With John Kerry starting to pull away from Howard Dean in New Hampshire, tonight's debate poses a crucial test for the former Vermont governor and the rest of the candidates still remaining in the race for the Democratic presidential nomination.
Kerry, Dean and five other Democrats square off tonight at 8 p.m. ET in a televised debate at St. Anselm College in Manchester in what's considered the most important event ahead of Tuesday's primary.
Recent polls show the number of undecided voters range from 14 to 25 percent, and interviews suggest that the debate will be a key factor in helping them to make up their minds.
The debate is especially significant for Dean, who is trying to recover from the political damage inflicted by the impassioned concession speech he delivered after the Iowa caucus, but the image lingers on the Internet and late-night talk shows. Some wags have already dubbed it the "I Have a Scream" speech since it was delivered on the Martin Luther King Jr. holiday.
A humbled Dean tried to put the matter to rest Thursday, chalking it up to the kind of passion that would make him a tough rival of President Bush.
"I didn't ever claim to be perfect. I am passionate," he said at a news conference after two town-hall meetings, each attended by several hundred people. "I don't think we can beat George Bush without some intensity."
Asked how he would regain momentum in New Hampshire, where he trails rival Kerry, Dean said with a shrug, "All I can do is be who I am."
Kerry, the surprise winner of this week's Iowa caucus, has surged into the lead in three New Hampshire polls: A Boston Globe-WBZ-TV tracking poll shows him leading Dean by 10 points, 31-21 percent; a Boston Herald-RKM poll reports the same result; and a Suffolk University-WDHD-TV tracking poll puts Kerry in front of Dean by eight points, 27-19 percent. Former Gen. Wesley Clark took third place in all three polls with 15 or 16 percent, followed by North Carolina Sen. John Edwards.
Looking beyond New Hampshire, Kerry lined up a key endorsement in South Carolina, one of the big Feb. 3 primary states. CBS News has confirmed that Kerry will get the backing of veteran South Carolina Sen. Ernest "Fritz" Hollings. An official announcement is expected later today.
In addition, Kerry said he had had private talks with Rep.

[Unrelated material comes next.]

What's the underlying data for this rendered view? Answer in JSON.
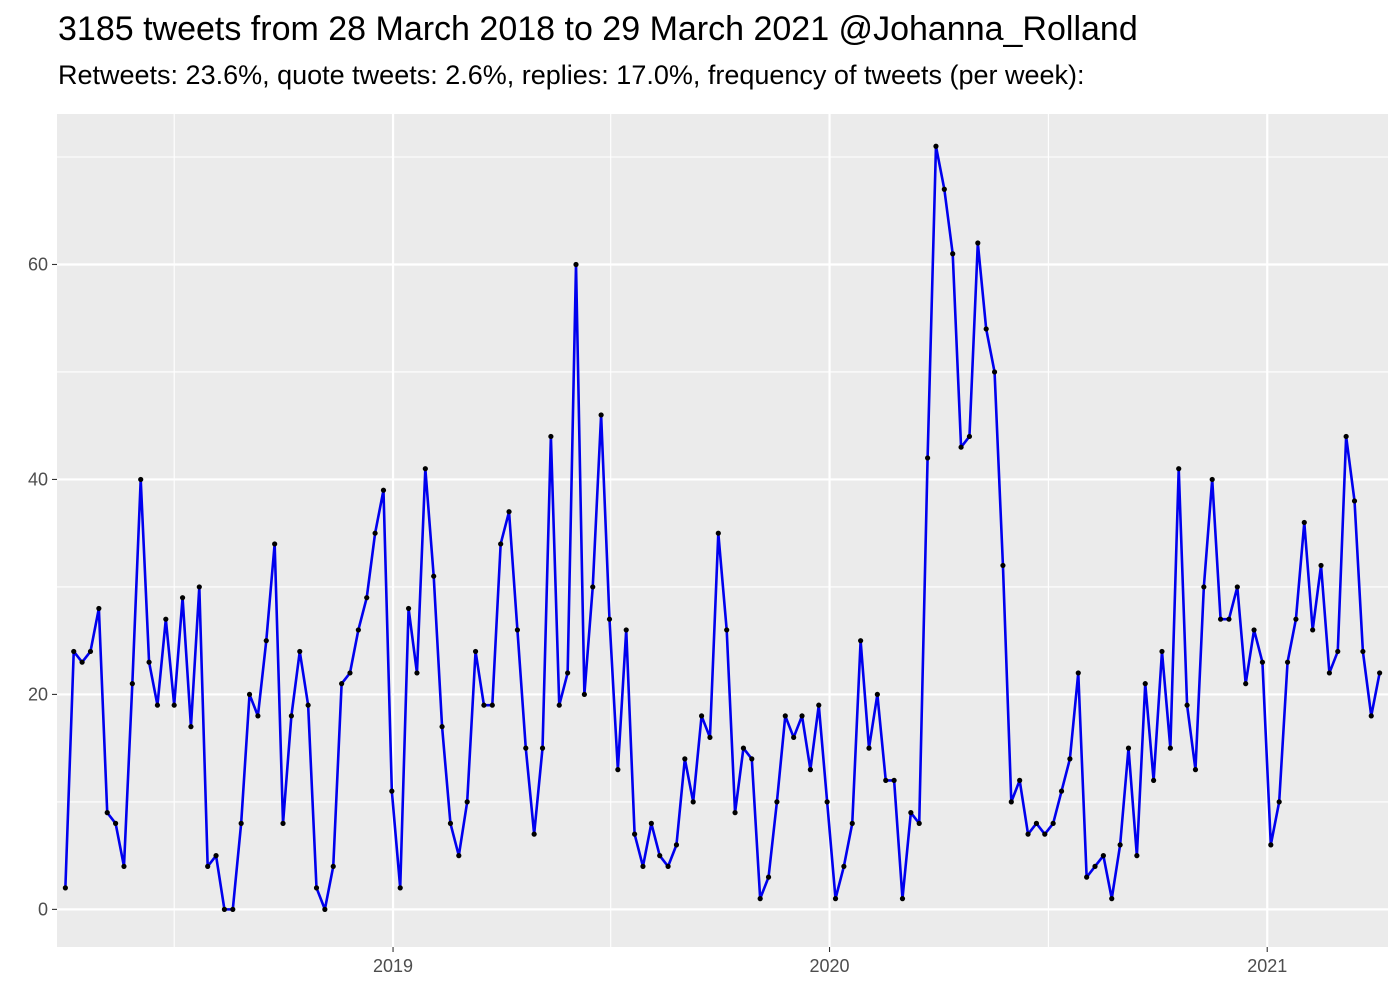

Dick Gephardt, whose withdrawal from the campaign earlier this week created a wide-open race for delegates in his home state of Missouri.
Missouri and South Carolina are among seven states picking delegates in primaries and caucuses on Feb. 3, one week after New Hampshire's single-state contest.
"This isn't the only place there is a race," Kerry said Thursday from New Hampshire, where polls show him getting a large bounce on the heels of his startling win in Monday night's Iowa caucuses.
Speaking with reporters on his campaign bus, Kerry said he has spoken with Gephardt since the Missouri congressman dropped out of the race on Tuesday. Gephardt's backing would be an important factor in Missouri, one of seven states that will hold primaries on Feb. 3.
Since he arrived in New Hampshire, Kerry has kept to a relatively calm schedule, compared to the frantic pace he kept in Iowa, where he was the come-from-behind victor on Monday night. He said much of his time has been spent trying to catch up in other early states where some of his rivals may have an edge,
Kerry pulled much of his campaign staff from other states to focus on Iowa and New Hampshire, which votes on Tuesday. He's one of the few candidates not on the air with television commercials in the states that vote on Feb. 3. With momentum now in his corner, and upward movement in the polls, Kerry is scrambling to rebuild his campaign infrastructure in those states.
"Part of what I've been doing in the last few days is being on the phone to people in Missouri and elsewhere, talking to people and getting geared up," said Kerry. "There will be some things unfolding over the next couple of days that will reflect that."